Patrisse Cullors’s Fuck White Supremacy (2020) at Frieze Los Angeles. Photo: Catherine Wagley.

This is something she has been thinking about lately: how to negotiate different audiences and platforms. On February 5, at The Broad, she performed Allegories of Flight, in which she wore a shimmering bronze-colored jumpsuit and large wings made from found fabric. She led her audience on a procession from the museum to a grassy plaza beside it, where a sound installation explained Measure R, a state ballot initiative that calls on California to “to develop a plan designed to reduce jail population and incarceration.”

At Frieze, the wings Cullors wore were installed at the entrance of a small shop in a faux backlot brownstone, and “Yes on R” t-shirts made in collaboration with the South Central shop Kutula were available for sale.

Patrisse Cullors’s Fuck White Supremacy (2020) at Frieze Los Angeles.
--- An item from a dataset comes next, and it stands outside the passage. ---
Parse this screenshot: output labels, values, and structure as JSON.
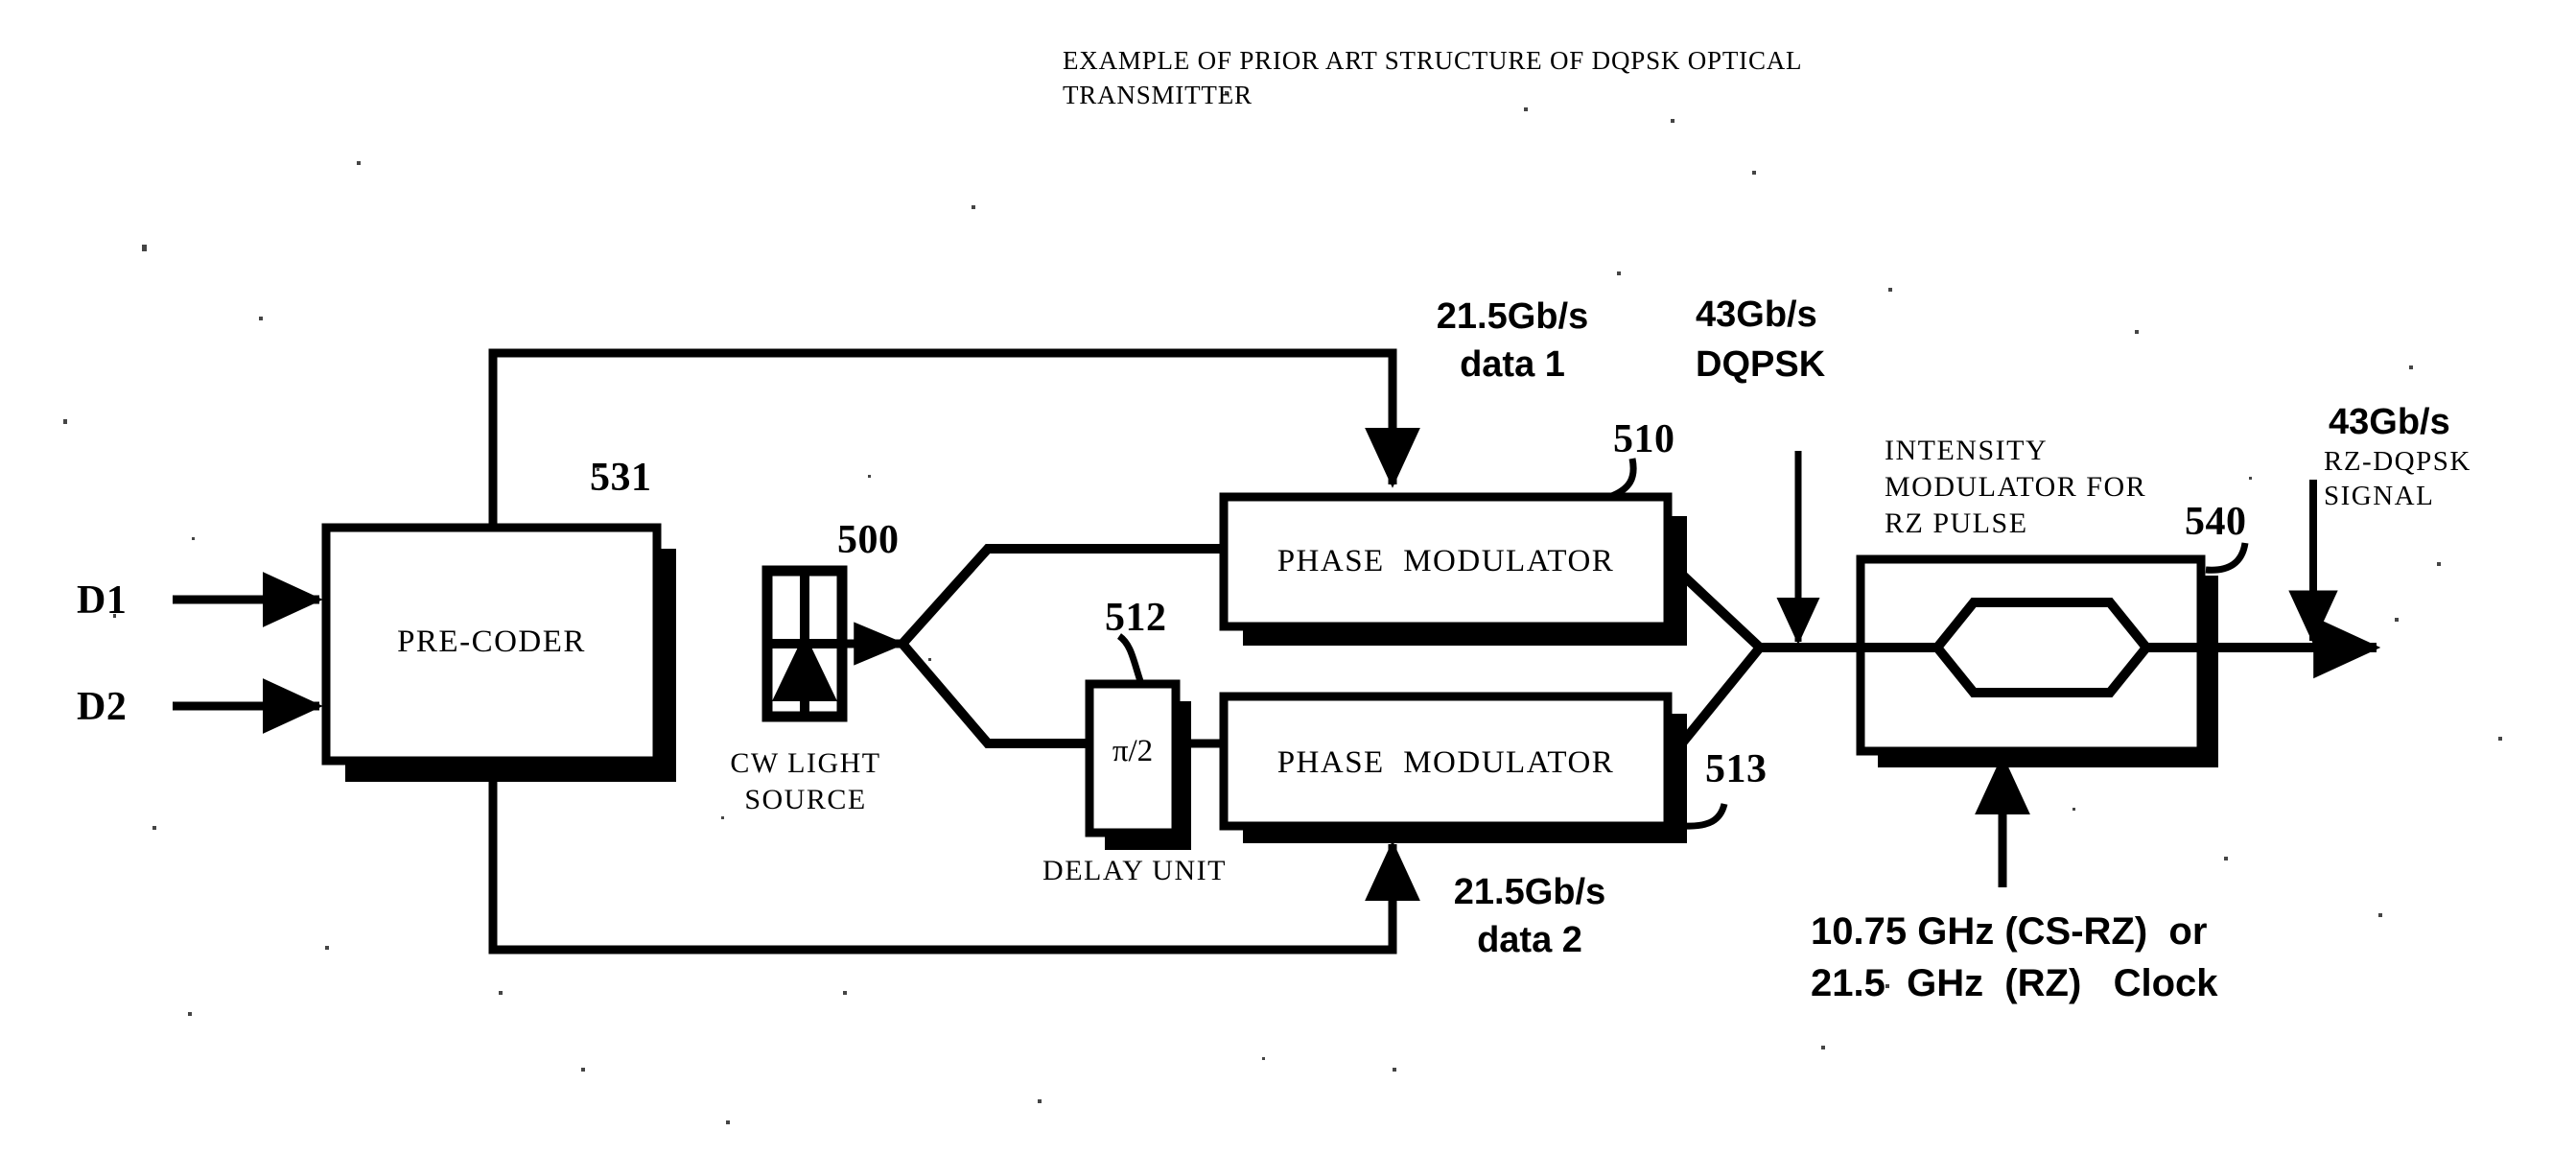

Photo: Catherine Wagley.

“I’m trying to have a bigger conversation about social conditions, and sometimes I’m having that conversation in a really pensive, sort of introspective kind of performance,” Cullors said. “And then sometimes it’s really extroverted—like, let’s get up and dance together.”

She points out that Fuck White Supremacy, Let’s Get Free works well in large part because it is not for or about Frieze: infectiously energetic images from the ltd gallery performance are currently on two billboards on Sunset Boulevard, thanks to the City of West Hollywood’s Arts Division.

“I feel like I get the most impact out of my work when it’s not just sort of a one off performance, when multiple people across LA city are involved in the process,” the artist said. “I could integrate both worlds, my art world and my protest world.”